Gandevia et al. (1999) initially describe a reduction in size of transmastoid responses after very long duration maximal efforts (2 min), but later describe a very similar effect of much shorter (5 s) contractions implying that the processes underlying the change undergo saturation. Responses to TMS during the same protocol showed a very different time course of change: immediately after the MVC, responses were facilitated, followed by a depression that developed progressively to a maximum after about 2 min. This depression also seems different in that it was increased with longer-duration contractions. The facilitation of the TMS response is all the more striking since it occurs when the depression of transmastoid-evoked responses is maximal.

This study reveals an intriguing phenomenon and begs important questions. If responses to transmastoid stimulation are evoked by direct activation of corticospinal axons in the medulla, then the depression is best explained either (a) by changes in corticospinal axonal excitability after MVC; a sort of ‘history effect’ on the axon brought on by long and sustained activation during the MVC, or (b) by depression at the corticospinal terminals on motoneurones. The latter are thought not to be subject to classical presynaptic inhibition (Nielsen & Petersen, 1994; see also Rudomin & Schmidt, 1999), although effects at such long duration have not been investigated at all in non-human animal experiments (they should be!)

If transmastoid stimulation activates the corticospinal axons directly, it should produce a single action potential in each activated axon, giving rise to a synchronous descending corticospinal volley. This is very different from the effects of TMS which are known to produce a much more complex discharge pattern, with repetitive firing in corticospinal axons, corresponding to the D- and I-waves (Rothwell, 1991; Di Lazzaro et al. 1998). A single corticospinal neurone can respond to a single TMS shock with both D and I responses (Edgley et al. 1997). The compound motor-evoked potential produced by TMS reflects the summation of the excitation due to these repetitive effects.
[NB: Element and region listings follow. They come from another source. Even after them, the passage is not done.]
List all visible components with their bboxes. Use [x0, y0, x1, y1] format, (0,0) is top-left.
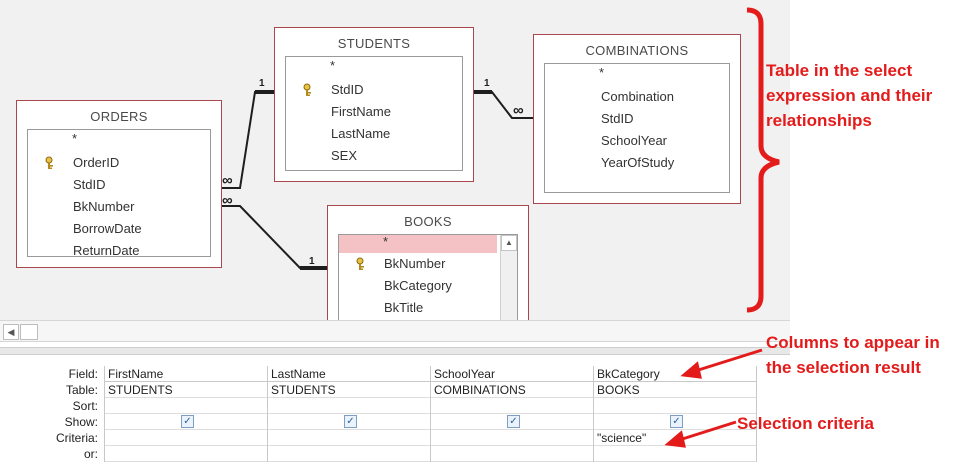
field-bknumber[interactable]: BkNumber	[28, 196, 210, 218]
field-bktitle[interactable]: BkTitle	[339, 297, 517, 319]
row-label-field: Field:	[68, 367, 98, 381]
field-sex[interactable]: SEX	[286, 145, 462, 167]
field-combination[interactable]: Combination	[547, 86, 729, 108]
show-checkbox[interactable]: ✓	[507, 415, 520, 428]
row-label-sort: Sort:	[72, 399, 98, 413]
field-lastname[interactable]: LastName	[286, 123, 462, 145]
field-items: * Combination StdID SchoolYear YearOfStu…	[547, 64, 729, 174]
table-title: COMBINATIONS	[585, 43, 689, 58]
grid-column-4: BkCategory BOOKS ✓ "science"	[593, 366, 756, 462]
scroll-up-arrow-icon[interactable]: ▲	[501, 235, 517, 251]
field-bkcategory[interactable]: BkCategory	[339, 275, 517, 297]
table-cell[interactable]: BOOKS	[594, 382, 756, 398]
sort-cell[interactable]	[105, 398, 267, 414]
table-combinations[interactable]: COMBINATIONS * Combination StdID SchoolY…	[533, 34, 741, 204]
field-list: * BkNumber BkCategory BkTitle ▲	[338, 234, 518, 332]
row-label-criteria: Criteria:	[55, 431, 98, 445]
tables-caption: Table in the select expression and their…	[766, 61, 933, 130]
show-cell: ✓	[431, 414, 593, 430]
table-cell[interactable]: STUDENTS	[105, 382, 267, 398]
field-yearofstudy[interactable]: YearOfStudy	[547, 152, 729, 174]
table-title: BOOKS	[404, 214, 452, 229]
field-returndate[interactable]: ReturnDate	[28, 240, 210, 256]
row-labels: Field: Table: Sort: Show: Criteria: or:	[0, 366, 98, 462]
many-label-orders-books: ∞	[222, 192, 233, 209]
criteria-caption: Selection criteria	[737, 414, 875, 433]
field-cell[interactable]: FirstName	[105, 366, 267, 382]
table-cell[interactable]: STUDENTS	[268, 382, 430, 398]
field-list: * OrderID StdID BkNumber BorrowDate Retu…	[27, 129, 211, 257]
field-items: * OrderID StdID BkNumber BorrowDate Retu…	[28, 130, 210, 256]
table-cell[interactable]: COMBINATIONS	[431, 382, 593, 398]
or-cell[interactable]	[594, 446, 756, 462]
row-label-or: or:	[83, 447, 98, 461]
pane-splitter[interactable]	[0, 347, 790, 355]
key-icon	[303, 83, 311, 96]
students-combinations-line	[472, 91, 533, 119]
or-cell[interactable]	[431, 446, 593, 462]
field-all[interactable]: *	[286, 57, 462, 79]
query-design-diagram: 1 ∞ 1 ∞ ∞ 1 ORDERS * OrderID StdID BkNum…	[0, 0, 790, 332]
key-icon	[45, 156, 53, 169]
show-cell: ✓	[268, 414, 430, 430]
key-icon	[356, 257, 364, 270]
one-label-books: 1	[309, 256, 315, 267]
books-vertical-scrollbar[interactable]: ▲	[500, 235, 517, 332]
criteria-cell[interactable]	[431, 430, 593, 446]
bracket-icon	[746, 7, 780, 313]
one-label-students: 1	[259, 78, 265, 89]
show-checkbox[interactable]: ✓	[181, 415, 194, 428]
field-firstname[interactable]: FirstName	[286, 101, 462, 123]
show-checkbox[interactable]: ✓	[670, 415, 683, 428]
grid-column-3: SchoolYear COMBINATIONS ✓	[430, 366, 593, 462]
field-orderid[interactable]: OrderID	[28, 152, 210, 174]
table-title: ORDERS	[90, 109, 148, 124]
field-cell[interactable]: BkCategory	[594, 366, 756, 382]
criteria-cell[interactable]	[105, 430, 267, 446]
sort-cell[interactable]	[594, 398, 756, 414]
field-list: * StdID FirstName LastName SEX	[285, 56, 463, 171]
diagram-horizontal-scrollbar[interactable]: ◀	[0, 320, 790, 342]
sort-cell[interactable]	[268, 398, 430, 414]
show-cell: ✓	[105, 414, 267, 430]
field-cell[interactable]: SchoolYear	[431, 366, 593, 382]
show-checkbox[interactable]: ✓	[344, 415, 357, 428]
row-label-show: Show:	[64, 415, 98, 429]
grid-column-2: LastName STUDENTS ✓	[267, 366, 430, 462]
field-all[interactable]: *	[339, 235, 497, 253]
row-label-table: Table:	[65, 383, 98, 397]
scroll-left-arrow-icon[interactable]: ◀	[3, 324, 19, 340]
field-items: * StdID FirstName LastName SEX	[286, 57, 462, 167]
field-all[interactable]: *	[28, 130, 210, 152]
table-orders[interactable]: ORDERS * OrderID StdID BkNumber BorrowDa…	[16, 100, 222, 268]
criteria-cell[interactable]	[268, 430, 430, 446]
many-label-combinations: ∞	[513, 102, 524, 119]
table-students[interactable]: STUDENTS * StdID FirstName LastName SEX	[274, 27, 474, 182]
field-stdid[interactable]: StdID	[28, 174, 210, 196]
columns-caption: Columns to appear in the selection resul…	[766, 333, 940, 377]
field-cell[interactable]: LastName	[268, 366, 430, 382]
field-schoolyear[interactable]: SchoolYear	[547, 130, 729, 152]
field-borrowdate[interactable]: BorrowDate	[28, 218, 210, 240]
one-label-combinations-side: 1	[484, 78, 490, 89]
sort-cell[interactable]	[431, 398, 593, 414]
scroll-thumb[interactable]	[20, 324, 38, 340]
field-list: * Combination StdID SchoolYear YearOfStu…	[544, 63, 730, 193]
table-books[interactable]: BOOKS * BkNumber BkCategory BkTitle ▲	[327, 205, 529, 332]
grid-column-1: FirstName STUDENTS ✓	[104, 366, 267, 462]
field-bknumber[interactable]: BkNumber	[339, 253, 517, 275]
criteria-cell[interactable]: "science"	[594, 430, 756, 446]
many-label-orders-students: ∞	[222, 172, 233, 189]
or-cell[interactable]	[105, 446, 267, 462]
field-all[interactable]: *	[547, 64, 729, 86]
field-stdid[interactable]: StdID	[547, 108, 729, 130]
field-stdid[interactable]: StdID	[286, 79, 462, 101]
table-title: STUDENTS	[337, 36, 411, 51]
or-cell[interactable]	[268, 446, 430, 462]
field-items: * BkNumber BkCategory BkTitle	[339, 235, 517, 319]
show-cell: ✓	[594, 414, 756, 430]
Thus, the differences in post-MVC effects may be sought in this very different pattern of corticospinal activation; possibly the repetitive bombardment of a given motoneurone by the TMS-evoked volley can overcome the depression at the cortico-motoneuronal axon and/or synapse. It is also remarkable that Gandevia et al. (1999) were able to collide the response to TMS with a single transmastoid shock.

Thus, these experiments open the door to a number of future investigations and stress that besides the complexity and plasticity of the cerebral cortex, important new mechanisms may also be operating at the spinal level of the human motor system.